By John Stewart, chief investment officer at Farmers Trust Co.

Week in Review: Fed Helps Grease the Market

Money is the oil that keeps the market engines running smoothly, and the Federal Reserve just helped grease the gears by lowering its key interest rate target by a quarter-point this week.

Despite some recent signs of inflationary pressures, weakness in the labor market gave the Fed the license to ease monetary policy, and it looks like more easing is going to be on the way.

What got markets excited wasn’t the quarter-point cut. Everyone, and I mean literally everyone, expected that. What really got investors bulled up was the prospect of much bigger interest rate reductions going forward relative to what was expected heading into the Fed meeting.

Investors now expect – AT LEAST – two more quarter-point cuts between now and the end of the year, and one Fed governor was calling for a total of five cuts. An additional two cuts are expected in the first half of next year as well.

At least for the time being, it seems that investors will continue to party like it’s 1999.

It seems as if valuations no longer matter when making investment decisions.

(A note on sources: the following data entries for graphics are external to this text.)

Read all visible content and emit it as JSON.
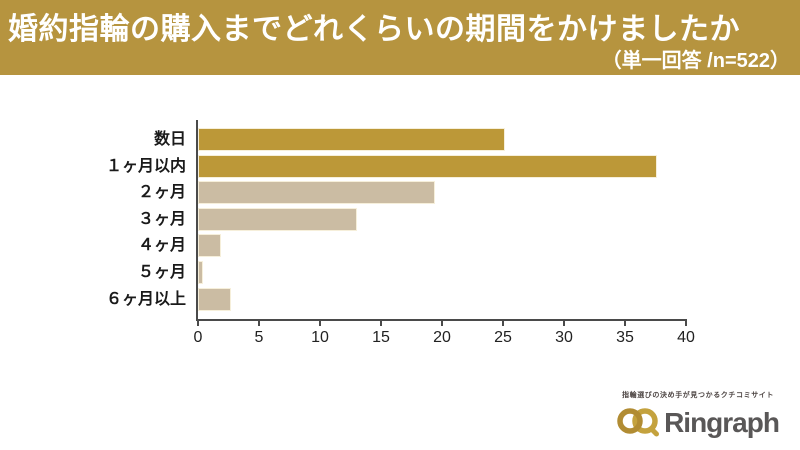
{
  "header": {
    "title": "婚約指輪の購入までどれくらいの期間をかけましたか",
    "subtitle": "（単一回答 /n=522）",
    "bg_color": "#B6943F",
    "text_color": "#FFFFFF"
  },
  "chart_data": {
    "type": "bar",
    "orientation": "horizontal",
    "title": "婚約指輪の購入までどれくらいの期間をかけましたか",
    "subtitle": "（単一回答 /n=522）",
    "categories": [
      "数日",
      "１ヶ月以内",
      "２ヶ月",
      "３ヶ月",
      "４ヶ月",
      "５ヶ月",
      "６ヶ月以上"
    ],
    "values": [
      25.2,
      37.6,
      19.4,
      13.0,
      1.9,
      0.4,
      2.7
    ],
    "unit": "%",
    "xlabel": "",
    "ylabel": "",
    "xlim": [
      0,
      40
    ],
    "xticks": [
      0,
      5,
      10,
      15,
      20,
      25,
      30,
      35,
      40
    ],
    "grid": false,
    "legend": false,
    "bar_colors": [
      "#BC9838",
      "#BC9838",
      "#CBBCA3",
      "#CBBCA3",
      "#CBBCA3",
      "#CBBCA3",
      "#CBBCA3"
    ],
    "bar_border_color": "#F6EFDA",
    "axis_color": "#4A4A4A"
  },
  "logo": {
    "tagline": "指輪選びの決め手が見つかるクチコミサイト",
    "brand": "Ringraph",
    "brand_color": "#595757",
    "ring_left_color": "#B18C33",
    "ring_right_color": "#C4A23E"
  }
}
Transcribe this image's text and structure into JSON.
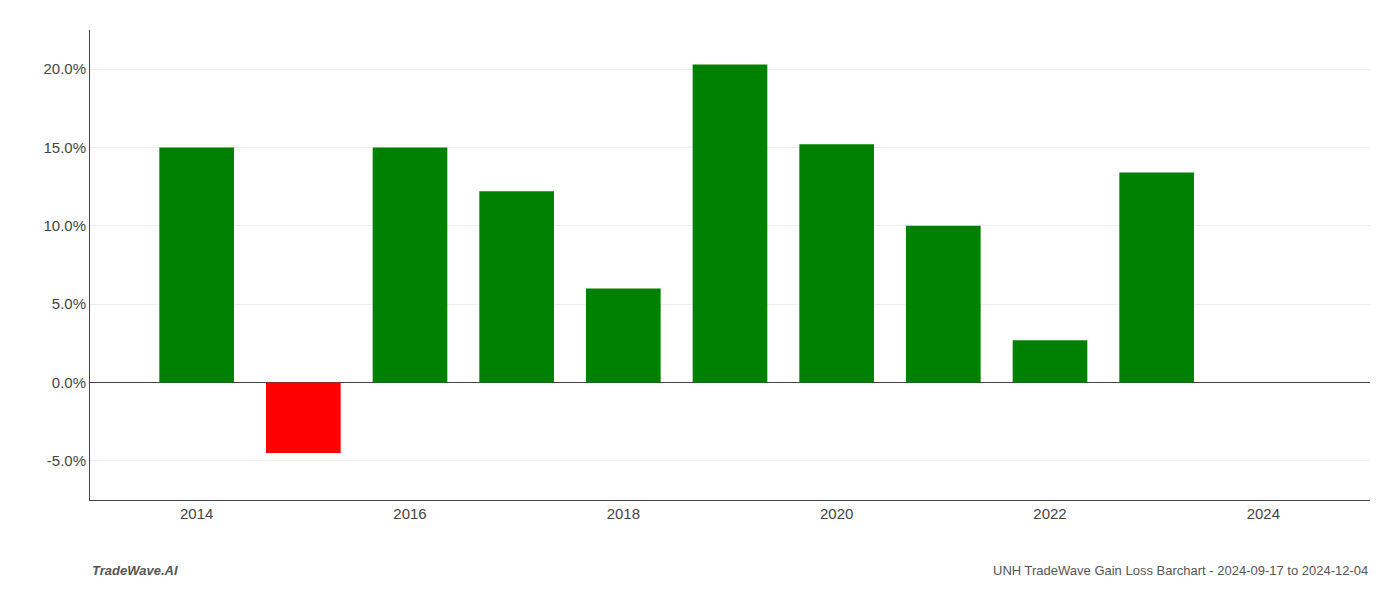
{
  "chart_data": {
    "type": "bar",
    "x": [
      2014,
      2015,
      2016,
      2017,
      2018,
      2019,
      2020,
      2021,
      2022,
      2023
    ],
    "values": [
      0.15,
      -0.045,
      0.15,
      0.122,
      0.06,
      0.203,
      0.152,
      0.1,
      0.027,
      0.134
    ],
    "colors": [
      "#008000",
      "#ff0000",
      "#008000",
      "#008000",
      "#008000",
      "#008000",
      "#008000",
      "#008000",
      "#008000",
      "#008000"
    ],
    "xlim": [
      2013,
      2025
    ],
    "xticks": [
      2014,
      2016,
      2018,
      2020,
      2022,
      2024
    ],
    "ylim": [
      -0.075,
      0.225
    ],
    "yticks": [
      {
        "value": -0.05,
        "label": "-5.0%"
      },
      {
        "value": 0.0,
        "label": "0.0%"
      },
      {
        "value": 0.05,
        "label": "5.0%"
      },
      {
        "value": 0.1,
        "label": "10.0%"
      },
      {
        "value": 0.15,
        "label": "15.0%"
      },
      {
        "value": 0.2,
        "label": "20.0%"
      }
    ],
    "grid": true,
    "annotations": [
      "TradeWave.AI",
      "UNH TradeWave Gain Loss Barchart - 2024-09-17 to 2024-12-04"
    ]
  }
}
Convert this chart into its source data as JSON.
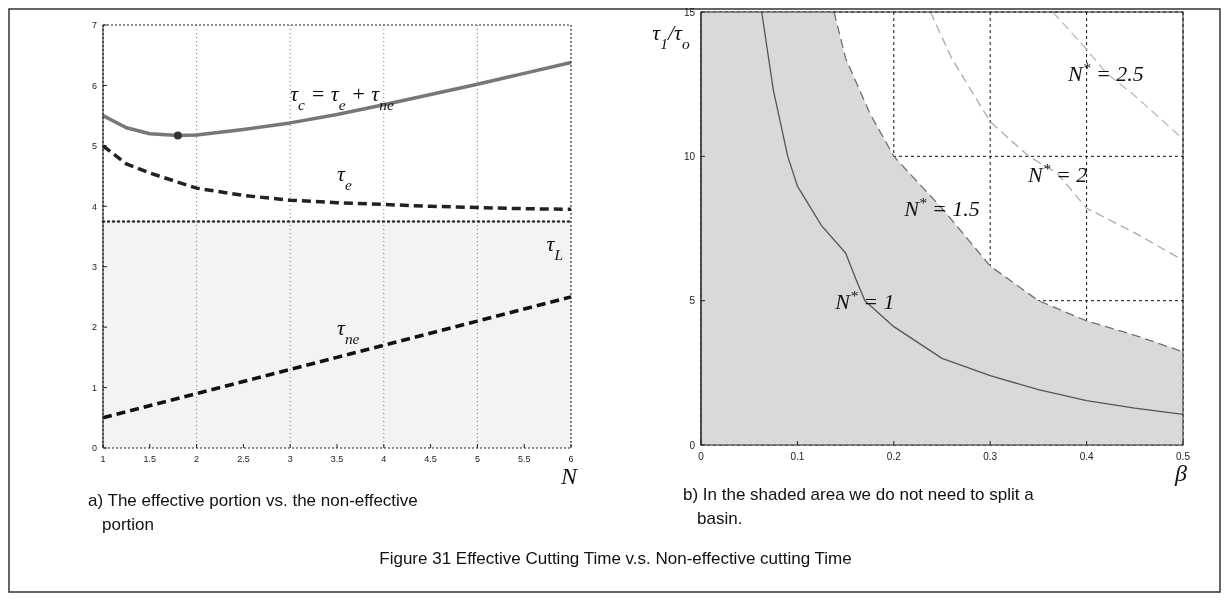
{
  "chart_data": [
    {
      "type": "line",
      "xlabel": "N",
      "xlim": [
        1,
        6
      ],
      "xticks": [
        1,
        1.5,
        2,
        2.5,
        3,
        3.5,
        4,
        4.5,
        5,
        5.5,
        6
      ],
      "ylim": [
        0,
        7
      ],
      "yticks": [
        0,
        1,
        2,
        3,
        4,
        5,
        6,
        7
      ],
      "grid": "x",
      "series": [
        {
          "name": "τ$_{c}$ = τ$_{e}$ + τ$_{ne}$",
          "color": "#777777",
          "line_style": "solid",
          "x": [
            1,
            1.25,
            1.5,
            1.8,
            2,
            2.5,
            3,
            3.5,
            4,
            4.5,
            5,
            5.5,
            6
          ],
          "values": [
            5.5,
            5.3,
            5.2,
            5.17,
            5.18,
            5.27,
            5.38,
            5.52,
            5.68,
            5.85,
            6.02,
            6.2,
            6.38
          ]
        },
        {
          "name": "τ$_{e}$",
          "color": "#222222",
          "line_style": "dashed",
          "x": [
            1,
            1.25,
            1.5,
            2,
            2.5,
            3,
            3.5,
            4,
            4.5,
            5,
            5.5,
            6
          ],
          "values": [
            5.0,
            4.7,
            4.55,
            4.3,
            4.18,
            4.1,
            4.06,
            4.03,
            4.0,
            3.98,
            3.96,
            3.95
          ]
        },
        {
          "name": "τ$_{ne}$",
          "color": "#111111",
          "line_style": "dashed",
          "x": [
            1,
            2,
            3,
            3.5,
            4,
            5,
            6
          ],
          "values": [
            0.5,
            0.9,
            1.3,
            1.5,
            1.7,
            2.1,
            2.5
          ]
        },
        {
          "type": "scatter",
          "color": "#333333",
          "marker": "circle",
          "x": [
            1.8
          ],
          "values": [
            5.17
          ]
        }
      ],
      "ref_lines": [
        {
          "axis": "y",
          "value": 3.75,
          "label": "τ$_{L}$",
          "color": "#333333",
          "line_style": "dotted"
        }
      ],
      "bands": [
        {
          "axis": "y",
          "from": 0,
          "to": 3.75,
          "color": "#f3f3f3"
        }
      ],
      "annotations": [
        "a) The effective portion vs. the non-effective portion"
      ]
    },
    {
      "type": "line",
      "xlabel": "β",
      "ylabel": "τ$_{1}$/τ$_{o}$",
      "xlim": [
        0,
        0.5
      ],
      "xticks": [
        0,
        0.1,
        0.2,
        0.3,
        0.4,
        0.5
      ],
      "ylim": [
        0,
        15
      ],
      "yticks": [
        0,
        5,
        10,
        15
      ],
      "grid": true,
      "series": [
        {
          "name": "N$^{*}$ = 1.5",
          "type": "area",
          "color": "#d9d9d9",
          "line_style": "dashed",
          "x": [
            0,
            0.138,
            0.15,
            0.175,
            0.2,
            0.25,
            0.3,
            0.35,
            0.4,
            0.45,
            0.5
          ],
          "values": [
            15,
            15,
            13.4,
            11.5,
            10,
            8.2,
            6.2,
            5.0,
            4.3,
            3.8,
            3.23
          ]
        },
        {
          "name": "N$^{*}$ = 1",
          "color": "#555555",
          "line_style": "solid",
          "x": [
            0.063,
            0.075,
            0.09,
            0.1,
            0.125,
            0.15,
            0.16,
            0.17,
            0.2,
            0.25,
            0.3,
            0.35,
            0.4,
            0.45,
            0.5
          ],
          "values": [
            15,
            12.3,
            10,
            8.97,
            7.6,
            6.65,
            5.8,
            5,
            4.1,
            3.0,
            2.4,
            1.92,
            1.54,
            1.28,
            1.06
          ]
        },
        {
          "name": "N$^{*}$ = 2",
          "color": "#aaaaaa",
          "line_style": "dashed",
          "x": [
            0.238,
            0.26,
            0.3,
            0.34,
            0.37,
            0.4,
            0.45,
            0.5
          ],
          "values": [
            15,
            13.4,
            11.2,
            10,
            9.4,
            8.2,
            7.35,
            6.4
          ]
        },
        {
          "name": "N$^{*}$ = 2.5",
          "color": "#bbbbbb",
          "line_style": "dashed",
          "x": [
            0.365,
            0.4,
            0.42,
            0.45,
            0.5
          ],
          "values": [
            15,
            13.7,
            12.9,
            12.1,
            10.6
          ]
        }
      ],
      "annotations": [
        "b) In the shaded area we do not need to split a basin.",
        "Figure 31   Effective Cutting Time v.s. Non-effective cutting Time"
      ]
    }
  ]
}
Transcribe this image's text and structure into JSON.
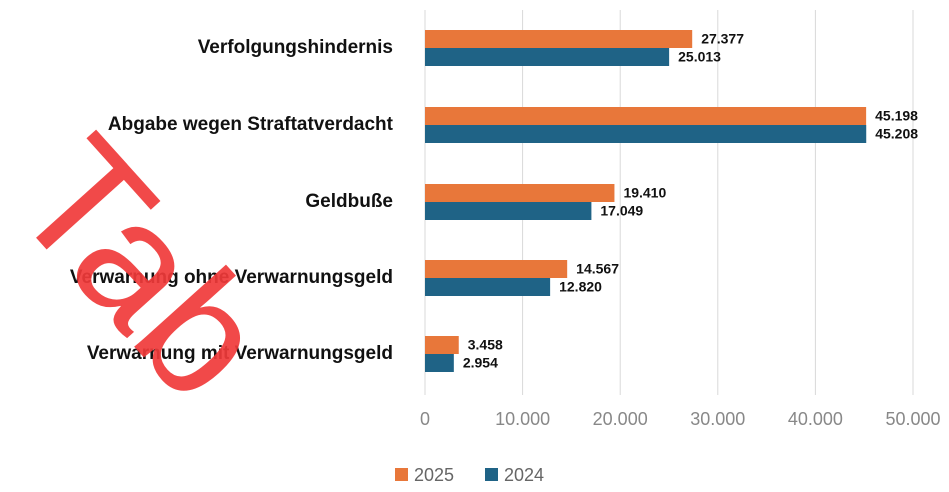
{
  "chart_data": {
    "type": "bar",
    "orientation": "horizontal",
    "categories": [
      "Verfolgungshindernis",
      "Abgabe wegen Straftatverdacht",
      "Geldbuße",
      "Verwarnung ohne Verwarnungsgeld",
      "Verwarnung mit Verwarnungsgeld"
    ],
    "series": [
      {
        "name": "2025",
        "color": "#e8773a",
        "values": [
          27377,
          45198,
          19410,
          14567,
          3458
        ],
        "value_labels": [
          "27.377",
          "45.198",
          "19.410",
          "14.567",
          "3.458"
        ]
      },
      {
        "name": "2024",
        "color": "#1f6386",
        "values": [
          25013,
          45208,
          17049,
          12820,
          2954
        ],
        "value_labels": [
          "25.013",
          "45.208",
          "17.049",
          "12.820",
          "2.954"
        ]
      }
    ],
    "xlim": [
      0,
      50000
    ],
    "xticks": [
      0,
      {
        "value": 10000,
        "label": "10.000"
      },
      {
        "value": 20000,
        "label": "20.000"
      },
      {
        "value": 30000,
        "label": "30.000"
      },
      {
        "value": 40000,
        "label": "40.000"
      },
      {
        "value": 50000,
        "label": "50.000"
      }
    ],
    "grid": true,
    "legend": "bottom",
    "watermark": "Tab"
  }
}
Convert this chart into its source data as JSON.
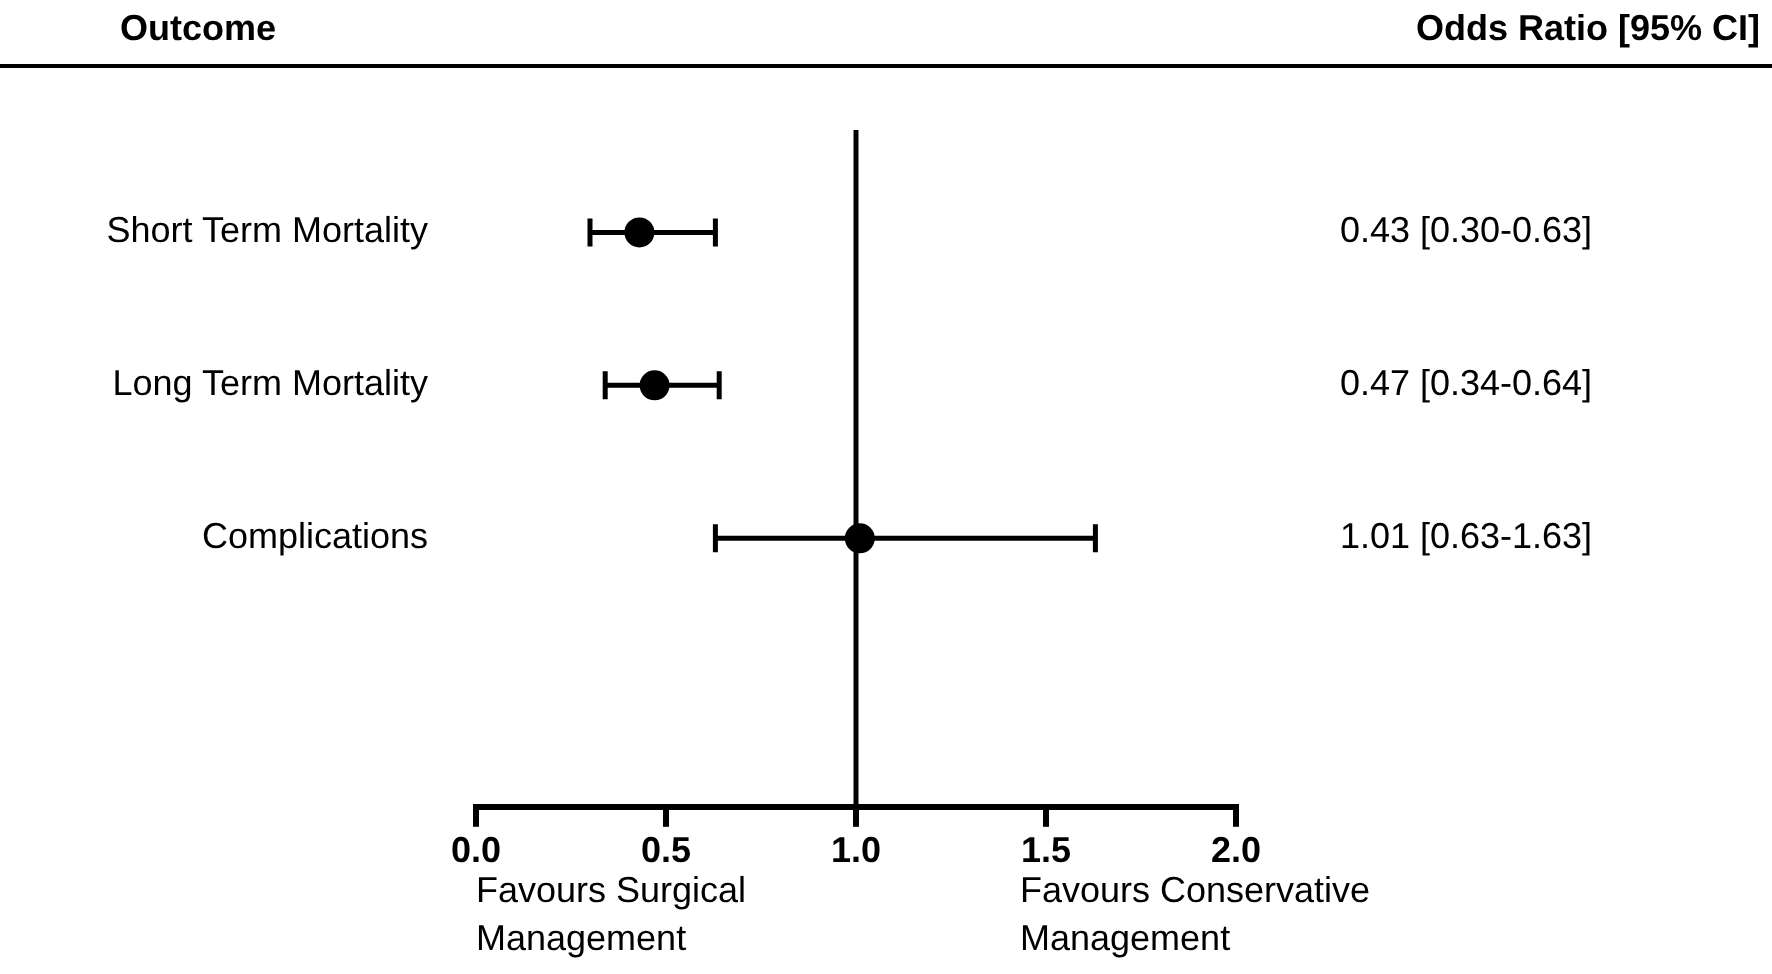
{
  "chart_data": {
    "type": "scatter",
    "orientation": "horizontal",
    "ylabel": "Outcome",
    "categories": [
      "Short Term Mortality",
      "Long Term Mortality",
      "Complications"
    ],
    "series": [
      {
        "color": "#000000",
        "values": [
          0.43,
          0.47,
          1.01
        ],
        "errors": [
          [
            0.3,
            0.63
          ],
          [
            0.34,
            0.64
          ],
          [
            0.63,
            1.63
          ]
        ],
        "value_labels": [
          "0.43 [0.30-0.63]",
          "0.47 [0.34-0.64]",
          "1.01 [0.63-1.63]"
        ]
      }
    ],
    "xlim": [
      0,
      2
    ],
    "xticks": [
      {
        "value": 0,
        "label": "0.0"
      },
      {
        "value": 0.5,
        "label": "0.5"
      },
      {
        "value": 1,
        "label": "1.0"
      },
      {
        "value": 1.5,
        "label": "1.5"
      },
      {
        "value": 2,
        "label": "2.0"
      }
    ],
    "ref_lines": [
      {
        "axis": "x",
        "value": 1,
        "color": "#000000"
      }
    ],
    "annotations": [
      "Odds Ratio [95% CI]",
      "Favours Surgical Management",
      "Favours Conservative Management"
    ],
    "marker": "circle",
    "grid": false,
    "legend": false
  }
}
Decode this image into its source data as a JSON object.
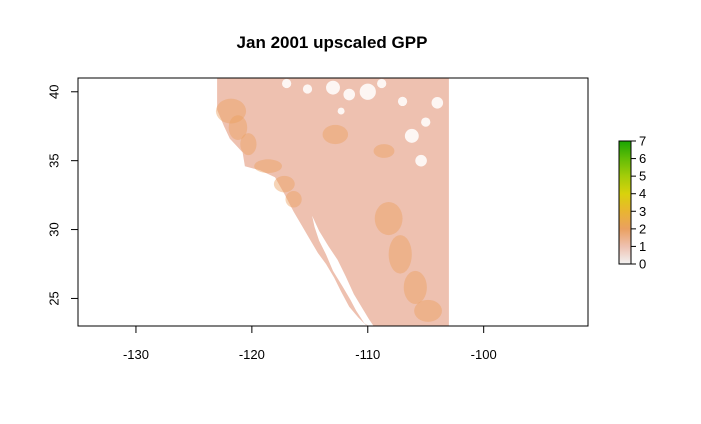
{
  "title": "Jan 2001 upscaled GPP",
  "chart_data": {
    "type": "heatmap",
    "title": "Jan 2001 upscaled GPP",
    "xlabel": "",
    "ylabel": "",
    "xlim": [
      -135,
      -91
    ],
    "ylim": [
      23,
      41
    ],
    "x_ticks": [
      -130,
      -120,
      -110,
      -100
    ],
    "y_ticks": [
      25,
      30,
      35,
      40
    ],
    "x_tick_labels": [
      "-130",
      "-120",
      "-110",
      "-100"
    ],
    "y_tick_labels": [
      "25",
      "30",
      "35",
      "40"
    ],
    "data_extent": {
      "lon": [
        -123,
        -103
      ],
      "lat": [
        23,
        41
      ]
    },
    "legend": {
      "placement": "right",
      "min": 0,
      "max": 7,
      "ticks": [
        "0",
        "1",
        "2",
        "3",
        "4",
        "5",
        "6",
        "7"
      ],
      "colors": [
        "#f2f2f2",
        "#eec1b0",
        "#eaa060",
        "#e9b531",
        "#d9d20c",
        "#a4cc09",
        "#63bd06",
        "#1aa503"
      ]
    },
    "dominant_value_range": [
      1,
      2
    ]
  }
}
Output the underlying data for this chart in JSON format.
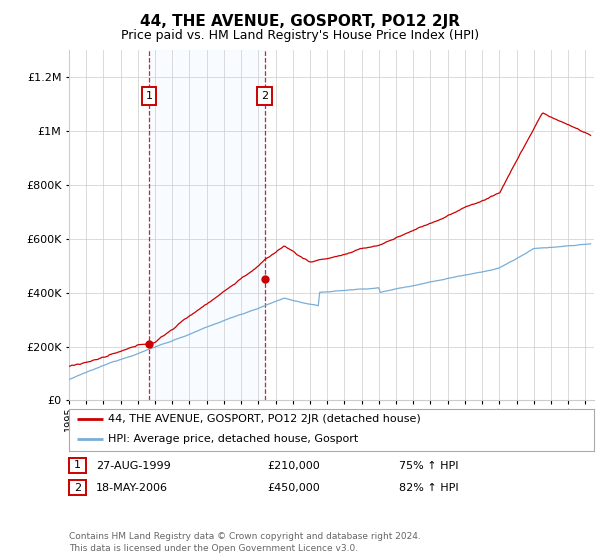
{
  "title": "44, THE AVENUE, GOSPORT, PO12 2JR",
  "subtitle": "Price paid vs. HM Land Registry's House Price Index (HPI)",
  "ytick_values": [
    0,
    200000,
    400000,
    600000,
    800000,
    1000000,
    1200000
  ],
  "ylim": [
    0,
    1300000
  ],
  "xlim_start": 1995.0,
  "xlim_end": 2025.5,
  "sale1_date": 1999.65,
  "sale1_price": 210000,
  "sale2_date": 2006.38,
  "sale2_price": 450000,
  "vline1_x": 1999.65,
  "vline2_x": 2006.38,
  "red_color": "#cc0000",
  "blue_color": "#7aaed6",
  "shade_color": "#ddeeff",
  "legend_entries": [
    "44, THE AVENUE, GOSPORT, PO12 2JR (detached house)",
    "HPI: Average price, detached house, Gosport"
  ],
  "table_rows": [
    [
      "1",
      "27-AUG-1999",
      "£210,000",
      "75% ↑ HPI"
    ],
    [
      "2",
      "18-MAY-2006",
      "£450,000",
      "82% ↑ HPI"
    ]
  ],
  "footer": "Contains HM Land Registry data © Crown copyright and database right 2024.\nThis data is licensed under the Open Government Licence v3.0.",
  "background_color": "#ffffff",
  "grid_color": "#cccccc"
}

By valuations, I mean the price of a company or stock relative to some fundamental metric like sales or earnings.

For some time now, it seems as if the most expensive stocks have been the best performers as the most sought-after companies keep getting more expensive with almost no regard to the prices that are being paid for their shares.

There’s a famous quote that markets can stay irrational longer than you can remain solvent – and that is indeed true.

I can’t say when some of these overvalued stocks will meet reality, but I would caution long-term investors to be careful not to acquire too many holdings in their portfolios at nosebleed valuation levels.

Looking Ahead: Watching the Data

We won’t be getting much in the way of corporate earnings reports for at least a few more weeks, so investors will be looking for clues in the economic data for signs as to where this market is heading.

With the exception of a couple of weak jobs reports, the data has been rather robust and shows little sign of a slowdown – if anything, it seems to be accelerating as we move into the final quarter of the year.

Next week, we’ll get a lot more data, including PMI numbers for both services and manufacturing, new home sales, durable goods orders and the Fed’s preferred inflation gauge – the PCE index.

Most of this stuff is fairly backward looking.  Forward looking earnings estimates continue to climb, which is primarily why the stock market continues to move higher as well.